Cost Concerns Misplaced, IRC Says

The IRC listed multiple issues with the standard, but a common theme was that NERC’s proposed requirements were “subjective [and] unclear.” 

For example, Requirement R7 of EOP-012-2 excuses generator owners from implementing freeze protection measures if those measures would cause a “generator cold weather constraint” — meaning that the measures cannot be “implemented at a reasonable cost consistent with good business practices, reliability or safety.” Unreasonable costs include “prohibitively expensive modifications or significant expenditures on equipment with minimal remaining life.” 

The IRC said this definition gives GOs multiple avenues to avoid implementing freeze protection measures, and forces NERC and the regional entities to judge the reasonableness and accuracy of an entity’s estimated costs. Pointing out that this is not normally the ERO’s jurisdiction, the IRC said the commission should direct cost-based constraints to be removed from the standard. Instead, IRC suggested constraints should be granted on a per-unit basis on grounds of technical feasibility, which the IRC observed falls under NERC’s expertise.  

In addition, the IRC warned the standard “provides far too much discretion to [registered entities] to interpret whether freeze protection measures are available for [their] equipment when determining whether a basis exists to declare a constraint.” It noted that the standard’s definition of “freeze protection measures” refers to practices and technologies “generally implemented by the electric industry in areas that experience similar winter climate conditions.” 

The council expressed concern this language would create difficulties with auditing the standard, because GOs could simply declare a constraint on the grounds that there are no available measures that are “generally implemented” by their peers. This could also “delay and disincentivize” the adoption of new technologies. IRC’s filing said the ERO should be directed to require measures that “would reasonably be expected to result in effective facility performance while operating at the extreme cold weather temperature.” 

Exemptions Too Generous

IRC also took issue with the standard’s exemptions for existing generating units. The standard exempts units from some winterization requirements if they “may be called upon to … assist in the mitigation of … emergencies during periods at or below a temperature of 32 degrees Fahrenheit.” IRC suggested that this exemption should apply only to “truly seasonal generating units that will not be called upon to operate during freezing conditions” so that units unsuited for cold weather are not called on in emergencies. 

NERC’s proposed timelines for implementing corrective action plans on units that experience cold weather-related emergencies — with entities’ required actions that can be completed within 24 and 48 months — were also a subject of the IRC’s criticism, with the council worrying that these periods “do not appropriately reflect the urgency of winterizing generating units.” It supported reducing the timetables to 12 and 24 months, along with requiring GOs to receive approval from NERC or their REs for longer implementation timelines. 
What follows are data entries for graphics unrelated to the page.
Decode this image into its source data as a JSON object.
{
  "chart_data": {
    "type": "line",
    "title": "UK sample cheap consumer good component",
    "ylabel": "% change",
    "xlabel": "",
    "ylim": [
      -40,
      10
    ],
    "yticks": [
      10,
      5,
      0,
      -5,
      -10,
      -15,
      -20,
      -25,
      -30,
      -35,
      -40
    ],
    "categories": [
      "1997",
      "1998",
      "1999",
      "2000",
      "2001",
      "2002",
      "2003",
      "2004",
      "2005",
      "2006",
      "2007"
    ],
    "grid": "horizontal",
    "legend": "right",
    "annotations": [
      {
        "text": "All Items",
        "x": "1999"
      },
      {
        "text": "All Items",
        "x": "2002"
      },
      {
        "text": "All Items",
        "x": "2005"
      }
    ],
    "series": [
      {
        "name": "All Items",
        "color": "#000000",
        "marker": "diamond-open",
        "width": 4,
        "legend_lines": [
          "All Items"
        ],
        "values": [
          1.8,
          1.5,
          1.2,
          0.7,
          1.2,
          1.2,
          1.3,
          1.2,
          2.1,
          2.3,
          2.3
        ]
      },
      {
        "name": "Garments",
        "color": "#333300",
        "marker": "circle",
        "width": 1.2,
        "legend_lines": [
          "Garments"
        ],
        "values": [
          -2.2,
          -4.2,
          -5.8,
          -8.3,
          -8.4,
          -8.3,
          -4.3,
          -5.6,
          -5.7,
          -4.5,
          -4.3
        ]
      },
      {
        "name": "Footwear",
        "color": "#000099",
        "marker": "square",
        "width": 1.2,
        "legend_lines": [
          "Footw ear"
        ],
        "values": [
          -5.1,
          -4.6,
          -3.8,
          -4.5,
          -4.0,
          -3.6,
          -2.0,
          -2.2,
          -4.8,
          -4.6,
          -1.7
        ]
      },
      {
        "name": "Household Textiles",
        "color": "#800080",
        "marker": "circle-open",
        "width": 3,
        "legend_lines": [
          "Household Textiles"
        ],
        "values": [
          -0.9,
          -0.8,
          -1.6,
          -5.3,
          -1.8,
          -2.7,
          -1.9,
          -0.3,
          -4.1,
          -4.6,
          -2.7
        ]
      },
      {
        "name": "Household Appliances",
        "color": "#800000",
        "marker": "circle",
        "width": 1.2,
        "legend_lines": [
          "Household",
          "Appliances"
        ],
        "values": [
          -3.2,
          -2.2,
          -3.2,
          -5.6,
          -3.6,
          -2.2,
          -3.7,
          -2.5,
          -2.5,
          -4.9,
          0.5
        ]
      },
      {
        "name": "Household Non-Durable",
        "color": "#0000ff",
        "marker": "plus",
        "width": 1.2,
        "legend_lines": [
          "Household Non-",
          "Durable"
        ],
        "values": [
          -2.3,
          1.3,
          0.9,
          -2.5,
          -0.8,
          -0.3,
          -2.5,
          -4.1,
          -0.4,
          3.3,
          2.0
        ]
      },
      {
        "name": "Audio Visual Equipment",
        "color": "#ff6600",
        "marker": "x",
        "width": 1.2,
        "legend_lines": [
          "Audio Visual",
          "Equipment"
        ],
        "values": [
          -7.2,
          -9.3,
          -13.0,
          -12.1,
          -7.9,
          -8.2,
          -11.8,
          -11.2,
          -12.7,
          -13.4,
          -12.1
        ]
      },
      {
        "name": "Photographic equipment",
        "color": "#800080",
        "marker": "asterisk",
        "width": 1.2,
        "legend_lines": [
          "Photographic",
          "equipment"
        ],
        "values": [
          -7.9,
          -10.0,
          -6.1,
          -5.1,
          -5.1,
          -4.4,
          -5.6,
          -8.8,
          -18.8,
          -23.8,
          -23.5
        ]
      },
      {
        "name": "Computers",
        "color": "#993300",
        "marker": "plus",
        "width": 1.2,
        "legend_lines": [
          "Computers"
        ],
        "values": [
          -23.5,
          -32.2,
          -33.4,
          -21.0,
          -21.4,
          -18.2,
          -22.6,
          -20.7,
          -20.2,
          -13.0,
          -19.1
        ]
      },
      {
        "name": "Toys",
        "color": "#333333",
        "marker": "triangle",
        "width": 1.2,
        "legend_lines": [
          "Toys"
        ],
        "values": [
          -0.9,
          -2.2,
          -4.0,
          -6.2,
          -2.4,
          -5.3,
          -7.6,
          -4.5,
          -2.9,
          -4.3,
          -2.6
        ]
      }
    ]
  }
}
In a statement, NERC said that EOP-012-2 is part of a “suite of cold weather standards [that] are key to addressing” grid impacts of severe cold weather. The ERO pointed to EOP-012-2’s clarifications of applicability, GOs’ eligibility for exemptions and shortening the implementation timeline as “key modifications that build on the general framework and principles established in EOP-012-1,” and said NERC is committed “to monitoring the effectiveness of the standard.”